The coming of rock & roll spread American popular music worldwide, transforming the industry into a multi-billion dollar global entity. Nowhere was the new music more enthusiastically received than in Britain, and Liverpool in particular, where the "Mersey Sound", an up tempo r&b-based pop, was pioneered by the world's first supergroup, The Beatles.

During the ten or so years of their existence The Beatles created a new, sophisticated popular music which changed virtually all the music that followed, both popular and classical. Their genius lay in a seemingly innate ability to fuse the energy of rock & roll with elements of classical harmony which had been discarded during the experimental avant-garde of the 1950's, and their use of archaic forms which underly folk music.

Their early popularity was of course less to do with musical innovation than the propulsive energy of the music and the magnetic personalities of four good-looking lads from Liverpool. As their following and reputation grew exponentially, the Fab Four took the sound that had so inspired them back to the States in it's new form, alongside similarly inspired bands such as The Animals, with their trademark r&b / blues mix, The Rolling Stones, with their Chicago style blues sound, and the straight-ahead rock of The Kinks. But as the Brits invaded, the scene continued to shift Stateside....

The 1960's was an era of change and turmoil on both sides of the Atlantic as the the new contraceptive pill made previously only imagined sexual freedoms a reality and the the drug counter-culture kicked in. In America, in addition to these changes, the Vietnam War prompted mass peace rallies, and the continuing suppression of blacks exploded in urban race riots across the country. Cometh the moment, cometh the man - Bob Dylan, a folk singer from Duluth whose poetic anthems of protest seemed to speak for a frustrated and bewildered generation, galvanising it into action and launching the Sixties counter-culture.
Dylan's approach produced a new breed of introspective singer-songwriters, and led the way towards a new branch of popular music as The Byrds picked up on his style and merged it with that of The Beatles, forging the folk-rock hybrid. Ex-Byrd Gram Parsons then took a fork in the road which led him to country-rock, a path which ended ultimately for him at Joshua Tree.
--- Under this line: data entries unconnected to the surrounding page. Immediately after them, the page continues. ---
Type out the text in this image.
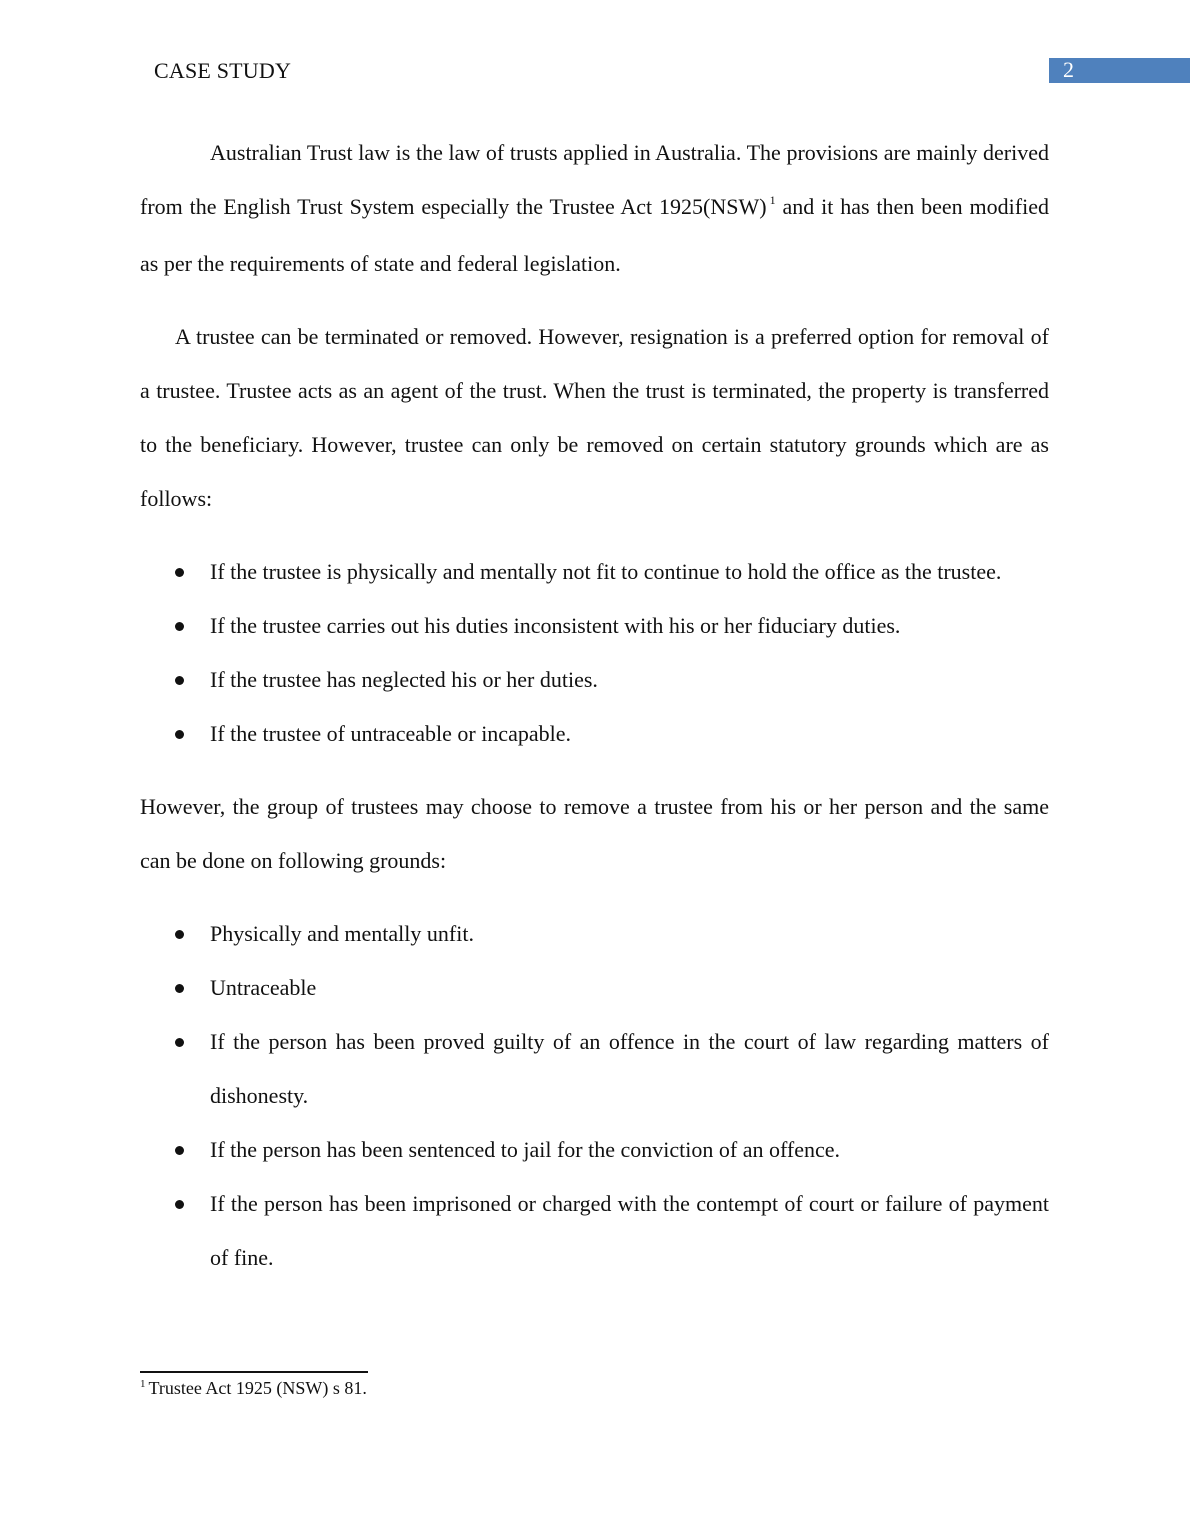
CASE STUDY	2

Australian Trust law is the law of trusts applied in Australia. The provisions are mainly derived from the English Trust System especially the Trustee Act 1925(NSW) $^1$ and it has then been modified as per the requirements of state and federal legislation.

A trustee can be terminated or removed. However, resignation is a preferred option for removal of a trustee. Trustee acts as an agent of the trust. When the trust is terminated, the property is transferred to the beneficiary. However, trustee can only be removed on certain statutory grounds which are as follows:

If the trustee is physically and mentally not fit to continue to hold the office as the trustee.
If the trustee carries out his duties inconsistent with his or her fiduciary duties.
If the trustee has neglected his or her duties.
If the trustee of untraceable or incapable.

However, the group of trustees may choose to remove a trustee from his or her person and the same can be done on following grounds:

Physically and mentally unfit.
Untraceable
If the person has been proved guilty of an offence in the court of law regarding matters of dishonesty.
If the person has been sentenced to jail for the conviction of an offence.
If the person has been imprisoned or charged with the contempt of court or failure of payment of fine.
$^1$ Trustee Act 1925 (NSW) s 81.
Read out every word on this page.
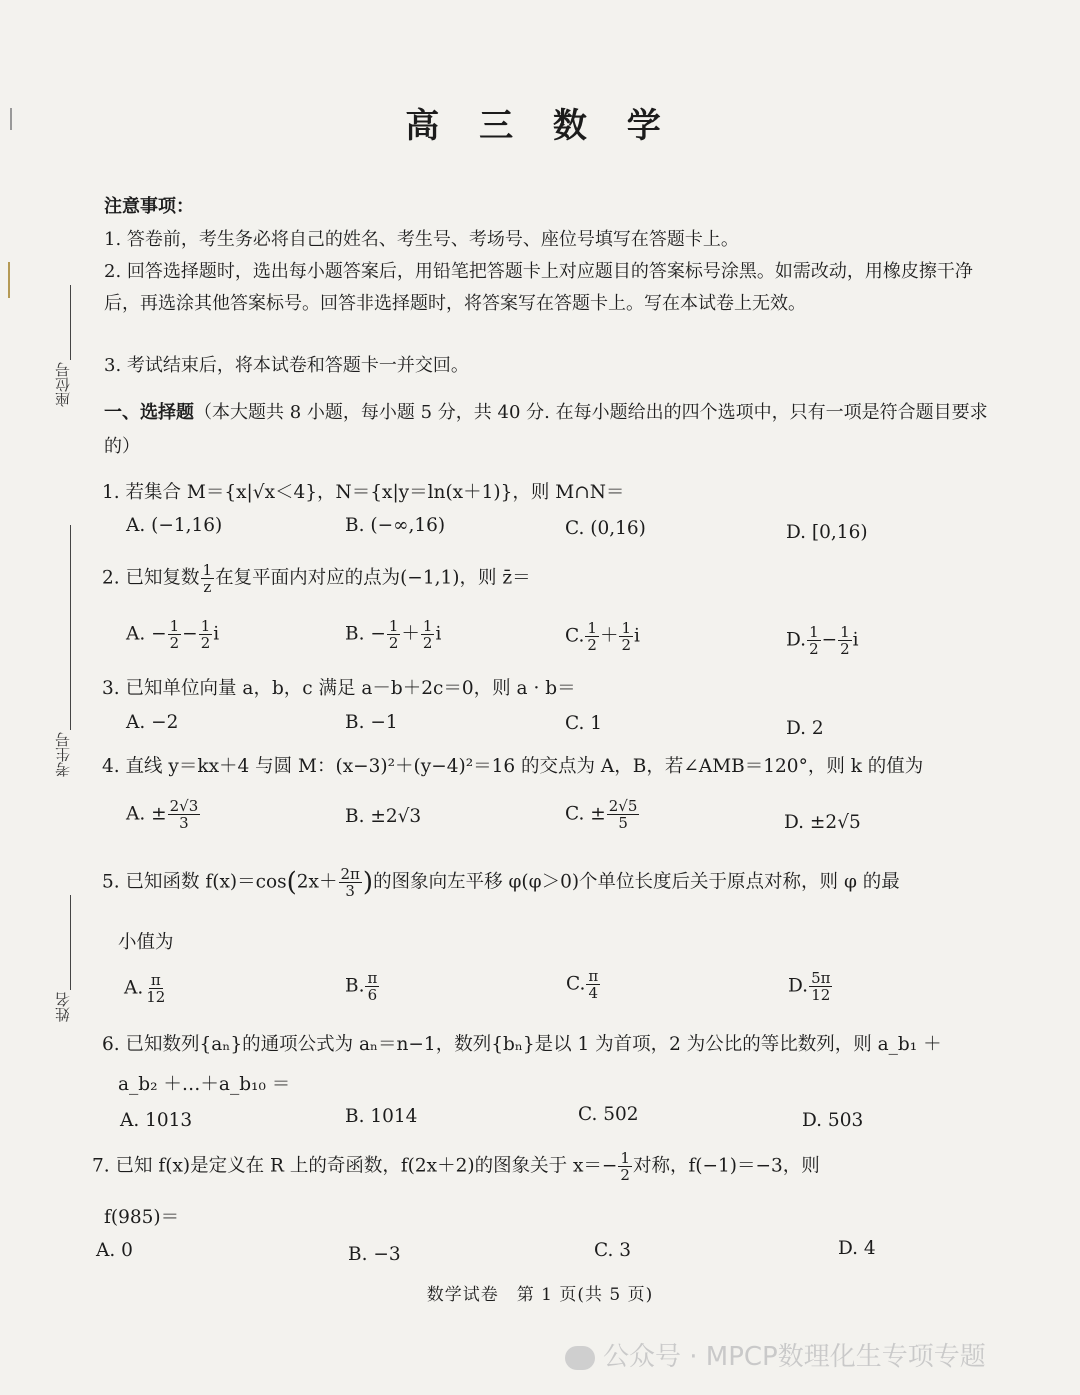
座位号
考生号
姓名
高 三 数 学
注意事项：
1. 答卷前，考生务必将自己的姓名、考生号、考场号、座位号填写在答题卡上。
2. 回答选择题时，选出每小题答案后，用铅笔把答题卡上对应题目的答案标号涂黑。如需改动，用橡皮擦干净后，再选涂其他答案标号。回答非选择题时，将答案写在答题卡上。写在本试卷上无效。
3. 考试结束后，将本试卷和答题卡一并交回。
一、选择题（本大题共 8 小题，每小题 5 分，共 40 分. 在每小题给出的四个选项中，只有一项是符合题目要求的）
1. 若集合 M＝{x|√x＜4}，N＝{x|y＝ln(x＋1)}，则 M∩N＝
A. (−1,16)	B. (−∞,16)	C. (0,16)	D. [0,16)
2. 已知复数 $\frac{1}{z}$ 在复平面内对应的点为(−1,1)，则 z̄＝
A. − $\frac{1}{2} - \frac{1}{2}$ i	B. − $\frac{1}{2} + \frac{1}{2}$ i	C. $\frac{1}{2} + \frac{1}{2}$ i	D. $\frac{1}{2} - \frac{1}{2}$ i
3. 已知单位向量 a，b，c 满足 a－b＋2c＝0，则 a · b＝
A. −2	B. −1	C. 1	D. 2
4. 直线 y＝kx＋4 与圆 M：(x−3)²＋(y−4)²＝16 的交点为 A，B，若∠AMB＝120°，则 k 的值为
A. ± $\frac{2√3}{3}$	B. ±2√3	C. ± $\frac{2√5}{5}$	D. ±2√5
5. 已知函数 $f(x)=\cos(2x+ \frac{2\pi}{3}$ )的图象向左平移 φ(φ＞0)个单位长度后关于原点对称，则 φ 的最
小值为
A. $\frac{\pi}{12}$	B. $\frac{\pi}{6}$	C. $\frac{\pi}{4}$	D. $\frac{5\pi}{12}$
6. 已知数列{aₙ}的通项公式为 aₙ＝n−1，数列{bₙ}是以 1 为首项，2 为公比的等比数列，则 a_b₁ ＋
a_b₂ ＋…＋a_b₁₀ ＝
A. 1013	B. 1014	C. 502	D. 503
7. 已知 f(x)是定义在 R 上的奇函数，f(2x＋2)的图象关于 $x=- \frac{1}{2}$ 对称，f(−1)＝−3，则
f(985)＝
A. 0	B. −3	C. 3	D. 4
数学试卷　第 1 页(共 5 页)
公众号 · MPCP数理化生专项专题
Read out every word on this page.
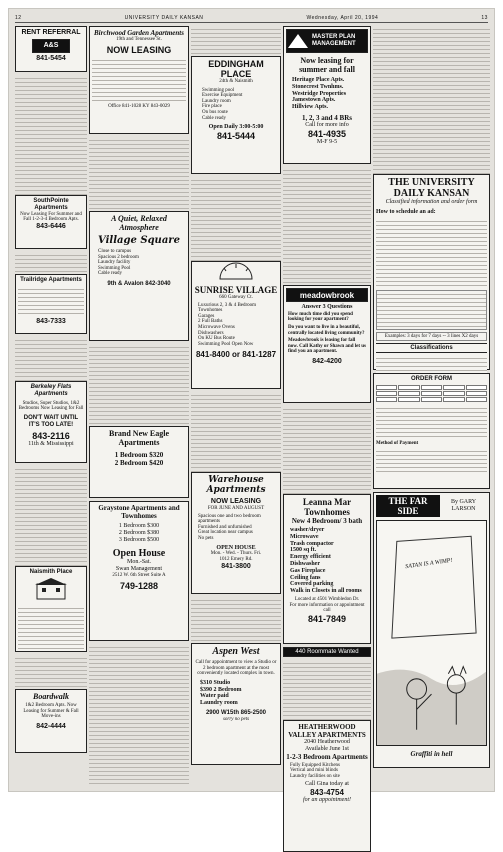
12	UNIVERSITY DAILY KANSAN	Wednesday, April 20, 1994	13
RENT REFERRAL
A&S
841-5454
SouthPointe Apartments
Now Leasing For Summer and Fall 1-2-3-4 Bedroom Apts.
843-6446
Trailridge Apartments
843-7333
Berkeley Flats Apartments
Studios, Super Studios, 1&2 Bedrooms Now Leasing for Fall
DON'T WAIT UNTIL IT'S TOO LATE!
843-2116
11th & Mississippi
Naismith Place
Boardwalk
1&2 Bedroom Apts. Now Leasing for Summer & Fall Move-ins
842-4444
Birchwood Garden Apartments
19th and Tennessee St.
NOW LEASING
Office 841-1028 KY 843-0029
A Quiet, Relaxed Atmosphere
Village Square
Close to campus
Spacious 2 bedroom
Laundry facility
Swimming Pool
Cable ready
9th & Avalon 842-3040
Brand New Eagle Apartments
1 Bedroom $320
2 Bedroom $420
Graystone Apartments and Townhomes
1 Bedroom $300
2 Bedroom $380
3 Bedroom $500
Open House
Mon.-Sat.
Swan Management
2512 W. 6th Street Suite A
749-1288
EDDINGHAM PLACE
24th & Naismith
Swimming pool
Exercise Equipment
Laundry room
Fire place
On bus route
Cable ready
Open Daily 3:00-5:00
841-5444
SUNRISE VILLAGE
660 Gateway Ct.
Luxurious 2, 3 & 4 Bedroom Townhomes
Garages
2 Full Baths
Microwave Ovens
Dishwashers
On KU Bus Route
Swimming Pool Open Now
841-8400 or 841-1287
Warehouse Apartments
NOW LEASING
FOR JUNE AND AUGUST
Spacious one and two bedroom apartments
Furnished and unfurnished
Great location near campus
No pets
OPEN HOUSE
Mon. - Wed. - Thurs. Fri.
1012 Emery Rd.
841-3800
Aspen West
Call for appointment to view a Studio or 2 bedroom apartment at the most conveniently located complex in town.
$310 Studio
$390 2 Bedroom
Water paid
Laundry room
2900 W15th 865-2500
sorry no pets
MASTER PLAN MANAGEMENT
Now leasing for summer and fall
Heritage Place Apts.
Stonecrest Twnhms.
Westridge Properties
Jamestown Apts.
Hillview Apts.
1, 2, 3 and 4 BRs
Call for more info
841-4935
M-F 9-5
meadowbrook
Answer 3 Questions
How much time did you spend looking for your apartment?
Do you want to live in a beautiful, centrally located living community?
Meadowbrook is leasing for fall now. Call Kathy or Shawn and let us find you an apartment.
842-4200
Leanna Mar Townhomes
New 4 Bedroom/ 3 bath
washer/dryer
Microwave
Trash compactor
1500 sq ft.
Energy efficient
Dishwasher
Gas Fireplace
Ceiling fans
Covered parking
Walk in Closets in all rooms
Located at 4501 Wimbledon Dr.
For more information or appointment call
841-7849
440 Roommate Wanted
HEATHERWOOD VALLEY APARTMENTS
2040 Heatherwood
Available June 1st
1-2-3 Bedroom Apartments
Fully Equipped Kitchens
Vertical and mini blinds
Laundry facilities on site
Call Gina today at
843-4754
for an appointment!
THE UNIVERSITY DAILY KANSAN
Classified information and order form
How to schedule an ad:
Examples: 3 days for 7 days -- 3 lines X2 days
Classifications
ORDER FORM
Method of Payment
THE FAR SIDE
By GARY LARSON
SATAN IS A WIMP!
Graffiti in hell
The decade also saw the coming of age of soul music, initially in the hands of pioneers such as Ray Charles, James Brown and Sam Cooke. As a style it underlies much of the pop music of the 1960's and beyond, appealing to all areas of mainstream society both black and white. By the middle of the decade James Brown had moved away from soul's r&b roots into funk, a hard-hitting groove-based offshoot taken up and made more palatable for a mainstream audience by Sly Stone and George Clinton in particular. Funk became the precursor of the much softer mid-1970's disco sound, but also laid the foundations for the development of hip hop

Throughout the 1960's the rock industry continued to expand and diversify, principally into hard rock, the crossover sound of jazz rock and progressive rock, which developed the largely British idea of the concept album following the release of The Beatles' "SGT. PEPPER'S LONELY HEARTS CLUB BAND" in 1967. The decade also saw the birth of stadium rock as The Beatles played New York's Shea Stadium in 1965 in front of 55,600 fans, and culminated in the massive Woodstock Festival in 1969 which was attended by more than 400,000 people over three days. Woodstock, and the Isle Of Wight Festival of the following year, are now seen as the high water mark of the idealistic Hippy movement, which faded rapidly soon after in the face of hard commercial and political realities.